Hour of Decision. The Government of India and Congress had matched strength four times previously, but this time the result might be different. Congress insisted that it would not yield an inch. So in private, did the British. Like the antagonists in a great tragedy, the two forces seemed to be moving along appointed grooves to an appointed, unalterable end--disaster.
But not until Aug. 7 would the Congress Working Committee's proposal be submitted to the party's general committee. In the meantime many things might happen, many other counsels might prevail. At week's end one of the Congress papers attempted to suggest an alternative. Said the Delhi Evening National Call: "As we look around we find that there is only one man and one country that can save the United Nations from a fatal catastrophe and the cause they represent--that man is President Roosevelt and that country is the United States."
It was a week of history in India, but it seemed that less than 1% of 1% of India's millions realized its implications.
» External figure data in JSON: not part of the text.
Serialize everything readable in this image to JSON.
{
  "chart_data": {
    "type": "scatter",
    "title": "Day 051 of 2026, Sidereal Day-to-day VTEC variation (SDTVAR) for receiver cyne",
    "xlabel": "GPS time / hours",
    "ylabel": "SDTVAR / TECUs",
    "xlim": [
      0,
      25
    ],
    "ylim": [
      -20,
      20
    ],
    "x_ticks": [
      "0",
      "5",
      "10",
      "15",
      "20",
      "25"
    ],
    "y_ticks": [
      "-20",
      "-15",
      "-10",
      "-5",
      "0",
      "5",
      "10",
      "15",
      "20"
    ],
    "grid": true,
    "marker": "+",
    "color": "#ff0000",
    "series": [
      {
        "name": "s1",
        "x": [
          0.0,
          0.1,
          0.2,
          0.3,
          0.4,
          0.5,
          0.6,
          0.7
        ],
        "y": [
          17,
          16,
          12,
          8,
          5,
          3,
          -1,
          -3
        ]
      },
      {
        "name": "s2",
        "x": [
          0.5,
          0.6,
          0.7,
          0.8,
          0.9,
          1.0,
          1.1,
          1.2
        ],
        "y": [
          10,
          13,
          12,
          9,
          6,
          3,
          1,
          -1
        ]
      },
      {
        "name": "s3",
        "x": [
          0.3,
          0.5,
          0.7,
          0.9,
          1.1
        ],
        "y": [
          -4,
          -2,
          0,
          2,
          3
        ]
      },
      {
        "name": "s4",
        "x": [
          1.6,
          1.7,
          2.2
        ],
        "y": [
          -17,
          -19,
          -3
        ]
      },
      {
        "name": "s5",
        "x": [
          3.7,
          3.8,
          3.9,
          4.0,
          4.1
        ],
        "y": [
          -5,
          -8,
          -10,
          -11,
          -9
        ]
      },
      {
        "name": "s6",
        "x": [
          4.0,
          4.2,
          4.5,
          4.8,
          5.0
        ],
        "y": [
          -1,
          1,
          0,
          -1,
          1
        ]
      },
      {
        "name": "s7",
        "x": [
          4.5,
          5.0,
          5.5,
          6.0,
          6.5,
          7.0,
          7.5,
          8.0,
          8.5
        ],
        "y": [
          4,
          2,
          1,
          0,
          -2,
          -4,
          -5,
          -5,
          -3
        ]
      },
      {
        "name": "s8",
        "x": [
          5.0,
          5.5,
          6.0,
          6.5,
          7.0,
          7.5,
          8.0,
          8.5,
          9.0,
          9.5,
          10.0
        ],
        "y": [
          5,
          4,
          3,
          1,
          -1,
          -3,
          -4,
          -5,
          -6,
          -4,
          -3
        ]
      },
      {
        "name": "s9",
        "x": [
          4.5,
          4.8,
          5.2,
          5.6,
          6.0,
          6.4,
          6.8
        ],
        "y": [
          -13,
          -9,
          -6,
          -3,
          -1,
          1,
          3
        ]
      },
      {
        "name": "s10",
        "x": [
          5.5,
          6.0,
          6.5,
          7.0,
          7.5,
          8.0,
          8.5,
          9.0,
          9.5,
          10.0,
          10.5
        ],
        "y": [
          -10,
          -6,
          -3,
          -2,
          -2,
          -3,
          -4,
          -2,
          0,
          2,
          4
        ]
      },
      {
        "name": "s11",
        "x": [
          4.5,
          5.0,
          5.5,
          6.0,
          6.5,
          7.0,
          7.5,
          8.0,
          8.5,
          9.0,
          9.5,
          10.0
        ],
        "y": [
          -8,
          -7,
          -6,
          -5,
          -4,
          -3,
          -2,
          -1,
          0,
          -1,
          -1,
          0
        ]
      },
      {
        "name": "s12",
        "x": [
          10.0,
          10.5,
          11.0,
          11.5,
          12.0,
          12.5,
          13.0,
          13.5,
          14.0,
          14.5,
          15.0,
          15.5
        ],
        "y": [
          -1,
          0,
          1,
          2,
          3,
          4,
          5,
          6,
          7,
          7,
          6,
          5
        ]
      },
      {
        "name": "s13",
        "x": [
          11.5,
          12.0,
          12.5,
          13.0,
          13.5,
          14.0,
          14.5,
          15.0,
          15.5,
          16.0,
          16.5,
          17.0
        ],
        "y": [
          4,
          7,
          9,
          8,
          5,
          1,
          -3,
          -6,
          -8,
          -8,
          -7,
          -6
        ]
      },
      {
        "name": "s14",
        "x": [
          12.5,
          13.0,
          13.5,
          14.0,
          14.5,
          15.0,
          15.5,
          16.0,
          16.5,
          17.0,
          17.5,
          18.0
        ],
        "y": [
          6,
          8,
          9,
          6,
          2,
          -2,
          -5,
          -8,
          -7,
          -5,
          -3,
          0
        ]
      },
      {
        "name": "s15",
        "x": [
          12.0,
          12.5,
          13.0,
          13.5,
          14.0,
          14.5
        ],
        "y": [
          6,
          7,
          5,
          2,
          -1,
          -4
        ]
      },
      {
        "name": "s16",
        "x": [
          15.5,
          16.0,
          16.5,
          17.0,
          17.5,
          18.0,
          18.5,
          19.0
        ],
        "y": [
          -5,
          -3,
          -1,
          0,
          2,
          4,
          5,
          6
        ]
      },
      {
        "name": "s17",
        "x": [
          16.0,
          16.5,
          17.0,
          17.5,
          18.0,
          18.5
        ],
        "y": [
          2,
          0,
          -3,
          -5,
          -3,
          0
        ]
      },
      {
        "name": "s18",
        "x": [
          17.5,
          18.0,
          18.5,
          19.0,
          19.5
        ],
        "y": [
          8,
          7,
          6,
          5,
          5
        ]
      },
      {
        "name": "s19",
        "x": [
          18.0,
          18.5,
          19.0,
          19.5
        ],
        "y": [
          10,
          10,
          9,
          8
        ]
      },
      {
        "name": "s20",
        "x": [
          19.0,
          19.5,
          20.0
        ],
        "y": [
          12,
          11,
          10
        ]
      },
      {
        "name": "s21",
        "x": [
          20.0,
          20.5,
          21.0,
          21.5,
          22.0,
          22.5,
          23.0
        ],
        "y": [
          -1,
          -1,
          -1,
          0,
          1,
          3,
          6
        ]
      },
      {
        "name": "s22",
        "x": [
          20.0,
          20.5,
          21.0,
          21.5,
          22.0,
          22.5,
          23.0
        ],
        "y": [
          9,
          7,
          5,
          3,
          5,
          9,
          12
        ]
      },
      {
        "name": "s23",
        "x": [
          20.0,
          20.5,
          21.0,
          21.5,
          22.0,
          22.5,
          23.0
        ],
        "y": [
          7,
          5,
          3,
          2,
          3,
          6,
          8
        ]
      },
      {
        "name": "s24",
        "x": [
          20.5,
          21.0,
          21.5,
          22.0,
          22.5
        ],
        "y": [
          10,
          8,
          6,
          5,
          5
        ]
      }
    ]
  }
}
Along the fringes of India blackouts reigned in Calcutta, Bombay and Colombo, but nightclubs plied their trade and hotels were fuller than ever. Chief event of the week was the departure of Prince Henry, Duke of Gloucester. A conscientious soldier, the Duke had made an exhausting 9,000-mile trip from one end of India to the other, holding countless reviews, eating innumerable dinners with princelings, ministers and soldiers. He was called "Sunshine" by newspapermen.
Despite the heat, the Government hung on doggedly at New Delhi as a gesture to the war effort. Air-cooled movies offered U.S. pictures. But none could compare with Jhoola, an Indian epic of love & song running riot in its 21st week to enthusiastic audiences at the Jubilee Theater.
It seemed impossible for both Americans and Britons, fresh out from home and arriving full of vim & vigor, not to fall into the cushioned grooves of normal Delhi society. Americans were happy with a new batch of air mail, including copies of TIME. But they itched and scratched with prickly heat; some of Delhi's victims treated it with table salt, others used antiseptic solutions; all scratched.